Final Option (Oregon Files 14)
“What’s the matter?” Jefferson asked. “Can’t you get us through those straits?”
“I can. It’s just that the weather over the next week or so is going to be unpredictable there.”
“Storms?”
“No, but the conditions will be perfect for low cloud cover and thick fog. The mountainous . . . What’s the word?” Vargas paused as she searched for it. “Ah, yes. Topography. The mountainous topography makes it hard to tell when the fog is rolling in. It could happen very suddenly, and then we would have to move very slowly to avoid obstacles. There are many glaciers in the area, so we could run into calving bergs.”
“Then the sooner we start, the better,” Jefferson said. “After you stow your belongings, I’d like you back here in fifteen minutes so we can get going.” She ordered her XO to ready the ship for departure.
As Vargas hefted her duffel and walked toward the bridge door with the crewman who was to show her to her quarters, she turned to Jefferson and said, “There’s one advantage that will make it easier to navigate your route.”
“What’s that?” Jefferson asked.
“We’ll be in a very remote and isolated area,” Vargas said. “I doubt we’ll see another ship.”
52
CAPE HORN
Two days after hijacking the missile boat, the Portland passed the tiny Isla Hornos, marking the transition from the Atlantic to the Pacific. The Abtao was following behind, crashing repeatedly through thirty-foot waves, while the Portland’s powerful engines and larger size made for little more than a mild bobbing. Tate could imagine Durchenko clutching the bridge console of his smaller vessel with every breaching crest. The Russian was actually lucky. It could have been far worse. The Drake Passage had a well-earned reputation for wicked gales and rogue waves that made it a ships’ graveyard.

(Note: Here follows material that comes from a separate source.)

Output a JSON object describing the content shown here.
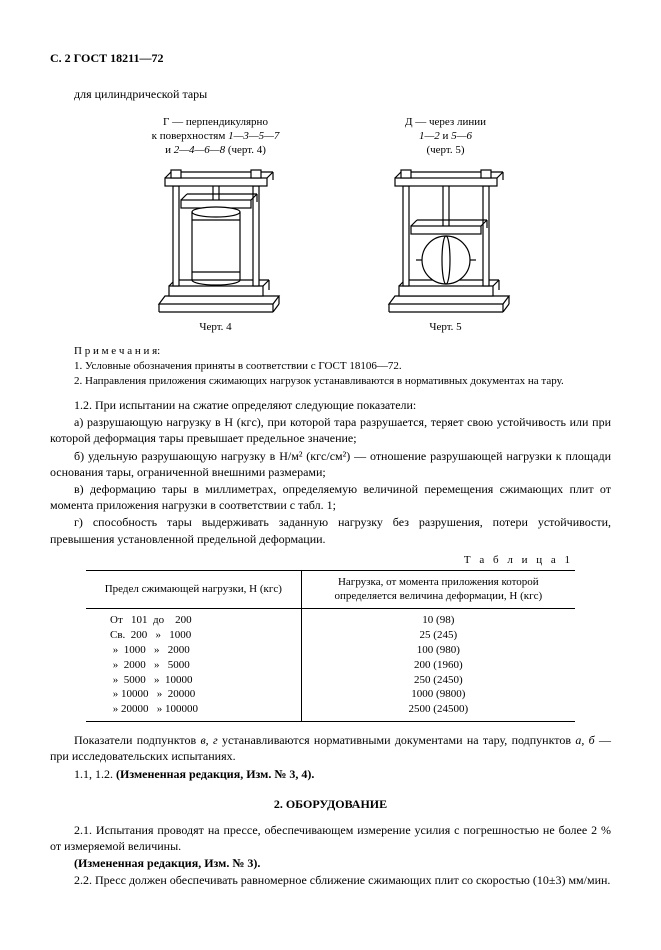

Their target, the Deepwater, had left Punta Arenas a day earlier than expected, but it didn’t change the schedule by much. They would simply seize her crew farther north in the National Reserve, where the research ship had been planting webcams. Tate had even watched the webcast from a few of them and once caught a glimpse of the Deepwater in the background. In fact, that location would be even better. Less chance of running across a random fisherman or tourist boat. The tracker they’d installed made the future interception a done deal. The crosshairs indicating the Deepwater’s position pulsated on the main view screen.
Ballard, who looked a little seasick from the rocking motion in the op center, said, “Zach, we’ve got a call coming in on Overholt’s phone. It’s Juan Cabrillo.”
Tate frowned. Not because he was worried that the phone was being tracked. Its signal was being routed through a series of internet connections through a satellite feed that made it impossible to trace.
He was frowning because he was planning to call Juan later that day for another round of taunting and to lure him into the planned ambush.
“Do you want me to ignore it?” Ballard asked when she saw Tate’s expression.
“No,” Tate said after a moment’s hesitation. “Might as well get the call over with now. Make sure to patch it through the deepfake software. I like Juan looking at himself when he’s talking to me.”
“Done,” she said, and his old friend’s face appeared on-screen.
“Juan,” Tate said. “How did you know I was thinking about you?”
“Rough seas, Tate?” Cabrillo speculated. “That must be Catherine Ballard behind you. She looks like she’s sitting on a seesaw. I bet if I could see her face, it would be a pale shade of green.”
“And I’d bet you’d like to know where we are.”
“Why don’t you tell me?”
“You know what? I will. We’re near Tierra del Fuego. Where are you?”
Cabrillo shrugged. “You don’t expect me to make it that easy for you, do you?” He was throwing Tate’s expression back in his face.
Tate laughed. “Touché. But it doesn’t matter. You’ll come find me anyway.”
“And fall into another trap? How dumb do you think I am?”
“Please, Juan. I would never underestimate you. Why else do you think I didn’t follow you down the river? I knew you had the Oregon waiting to blow my helicopter out of the sky. By the way, did you find what you were looking for? I mean, before I destroyed the Bremen?”
“The secret behind the sonic disruptor? Of course. We found everything.”
Tate narrowed his eyes at Cabrillo, then smiled and wagged a finger at him. “Very good, Juan. I can’t tell if you’re bluffing or not. Again, it doesn’t really matter.”
“We did find Jiménez,” Cabrillo said. “That’s who you were trying to kill when you sank the Kansas City, wasn’t it?”